Vario anche nelle decorazioni, che a volte cambiano l’essenza del cocktail fino a modificarne il nome: una scorza di limone con relativi olii essenziali espressi, oppure un’oliva, che se porta con sé la propria salamoia lo trasforma in Dirty Martini. Stupenda la variante con una cipollina in agrodolce (il cosiddetto Gibson).

Il Martini Cocktail

Il Martini Cocktail evolve da ricette precedenti (siamo a cavallo tra Ottocento e Novecento), che recitavano ingredienti come vermouth dolce, maraschino, assenzio: i vari Martinez, Turf, Tuxedo, tutt’oggi osannati dai bartender contemporanei, sono chicche classiche da assaggiare almeno una volta nella vita, non solo perché oggettivamente deliziose, ma anche perché testimoni di gusti e usi d’altri secoli, rispolverati in anni recenti.

Occhio però a non lasciarsi ingannare dal nome: il Martini Cocktail porta in dote l’ormai inconfondibile coppetta, che soprattutto tra anni Ottanta e Novanta fu sufficiente a chiamare martini qualsiasi miscela venisse servita nello stesso bicchiere. L’Espresso Martini, leggendaria ideazione dell’altrettanto leggendario (e compianto) Dick Bradsell, del Martini originale non ha nulla se non appunto la coppetta: vodka, caffè espresso e liquore al caffè, per l’effetto wake up and fuc* up che secondo gli aneddoti una modella londinese avrebbe chiesto al bartender. Il Pornstar Martini, mattatore dell’ultimo decennio, si compone anche di frutto della passione e uno shot di Champagne a parte.

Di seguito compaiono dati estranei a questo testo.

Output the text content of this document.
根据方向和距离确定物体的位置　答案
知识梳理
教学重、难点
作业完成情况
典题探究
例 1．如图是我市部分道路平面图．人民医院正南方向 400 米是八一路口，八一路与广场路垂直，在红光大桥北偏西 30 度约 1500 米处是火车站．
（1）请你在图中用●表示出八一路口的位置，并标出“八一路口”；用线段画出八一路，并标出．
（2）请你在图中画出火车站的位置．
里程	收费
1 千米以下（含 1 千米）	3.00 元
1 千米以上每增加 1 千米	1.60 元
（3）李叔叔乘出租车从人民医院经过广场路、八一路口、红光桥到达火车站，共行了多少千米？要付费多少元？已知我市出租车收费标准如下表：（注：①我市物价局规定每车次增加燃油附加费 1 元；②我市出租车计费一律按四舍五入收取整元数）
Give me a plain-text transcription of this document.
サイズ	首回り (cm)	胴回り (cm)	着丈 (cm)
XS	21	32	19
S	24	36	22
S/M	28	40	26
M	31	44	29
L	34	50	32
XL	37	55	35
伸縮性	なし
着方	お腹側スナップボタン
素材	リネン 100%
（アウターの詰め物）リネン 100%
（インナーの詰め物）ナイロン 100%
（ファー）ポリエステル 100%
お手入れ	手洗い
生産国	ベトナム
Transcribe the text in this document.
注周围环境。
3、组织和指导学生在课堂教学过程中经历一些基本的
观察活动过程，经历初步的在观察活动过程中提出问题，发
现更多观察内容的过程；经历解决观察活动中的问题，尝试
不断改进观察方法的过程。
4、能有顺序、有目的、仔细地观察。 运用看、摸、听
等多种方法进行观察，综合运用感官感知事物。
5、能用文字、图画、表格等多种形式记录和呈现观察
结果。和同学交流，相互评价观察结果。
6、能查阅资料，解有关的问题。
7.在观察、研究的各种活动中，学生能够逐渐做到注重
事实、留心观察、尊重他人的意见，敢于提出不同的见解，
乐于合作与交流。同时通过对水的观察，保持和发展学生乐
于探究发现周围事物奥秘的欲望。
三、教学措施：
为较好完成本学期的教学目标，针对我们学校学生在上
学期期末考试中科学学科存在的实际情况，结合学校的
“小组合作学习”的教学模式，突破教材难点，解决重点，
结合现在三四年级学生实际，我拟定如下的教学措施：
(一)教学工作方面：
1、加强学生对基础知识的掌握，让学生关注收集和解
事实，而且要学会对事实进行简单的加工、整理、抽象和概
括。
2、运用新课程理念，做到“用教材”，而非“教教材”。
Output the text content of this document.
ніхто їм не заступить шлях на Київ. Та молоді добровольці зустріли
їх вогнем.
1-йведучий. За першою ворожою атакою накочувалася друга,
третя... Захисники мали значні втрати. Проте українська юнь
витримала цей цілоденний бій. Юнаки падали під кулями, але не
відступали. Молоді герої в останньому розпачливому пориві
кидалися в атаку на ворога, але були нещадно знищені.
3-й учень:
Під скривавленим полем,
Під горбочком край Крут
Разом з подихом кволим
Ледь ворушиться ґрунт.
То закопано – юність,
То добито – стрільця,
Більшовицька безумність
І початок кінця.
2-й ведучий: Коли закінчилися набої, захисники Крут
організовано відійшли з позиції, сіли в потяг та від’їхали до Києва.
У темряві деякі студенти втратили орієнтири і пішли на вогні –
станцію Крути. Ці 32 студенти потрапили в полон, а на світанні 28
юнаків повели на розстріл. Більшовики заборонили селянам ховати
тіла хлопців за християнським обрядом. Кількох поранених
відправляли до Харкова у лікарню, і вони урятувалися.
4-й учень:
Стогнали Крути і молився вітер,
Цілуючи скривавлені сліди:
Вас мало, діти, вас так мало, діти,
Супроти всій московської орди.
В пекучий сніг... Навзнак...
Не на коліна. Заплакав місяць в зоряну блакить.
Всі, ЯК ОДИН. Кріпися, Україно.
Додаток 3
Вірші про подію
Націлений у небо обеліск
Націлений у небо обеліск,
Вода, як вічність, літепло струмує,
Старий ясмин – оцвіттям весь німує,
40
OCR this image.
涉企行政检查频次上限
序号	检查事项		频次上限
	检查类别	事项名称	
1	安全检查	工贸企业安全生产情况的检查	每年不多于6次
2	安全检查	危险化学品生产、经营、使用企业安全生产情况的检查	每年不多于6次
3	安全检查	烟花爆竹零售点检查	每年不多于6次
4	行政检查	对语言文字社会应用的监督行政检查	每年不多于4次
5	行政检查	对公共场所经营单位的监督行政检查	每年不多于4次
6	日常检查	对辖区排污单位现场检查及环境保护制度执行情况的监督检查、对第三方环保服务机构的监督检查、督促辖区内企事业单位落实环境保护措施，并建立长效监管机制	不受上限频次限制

Per i cinefili, ma in realtà per tutti: anche quello preferito da James Bond è in realtà un Martini ibrido. Vodka, gin e il famigerato kina lillet (oggi non più prodotto, al suo posto si utilizza il Lillet Blanc) danno vita al Vesper Martini, dedicato alla musa maledetta di 007. Una creazione autonoma dello scrittore Ian Fleming, ma entrata a tal punto nell’immaginario collettivo (e nelle bottigliere del mondo) da essere poi registrata nella lista IBA, la Bibbia della miscelazione globale firmata dalla International Bartenders Association. Va da sé, agitato, non mescolato.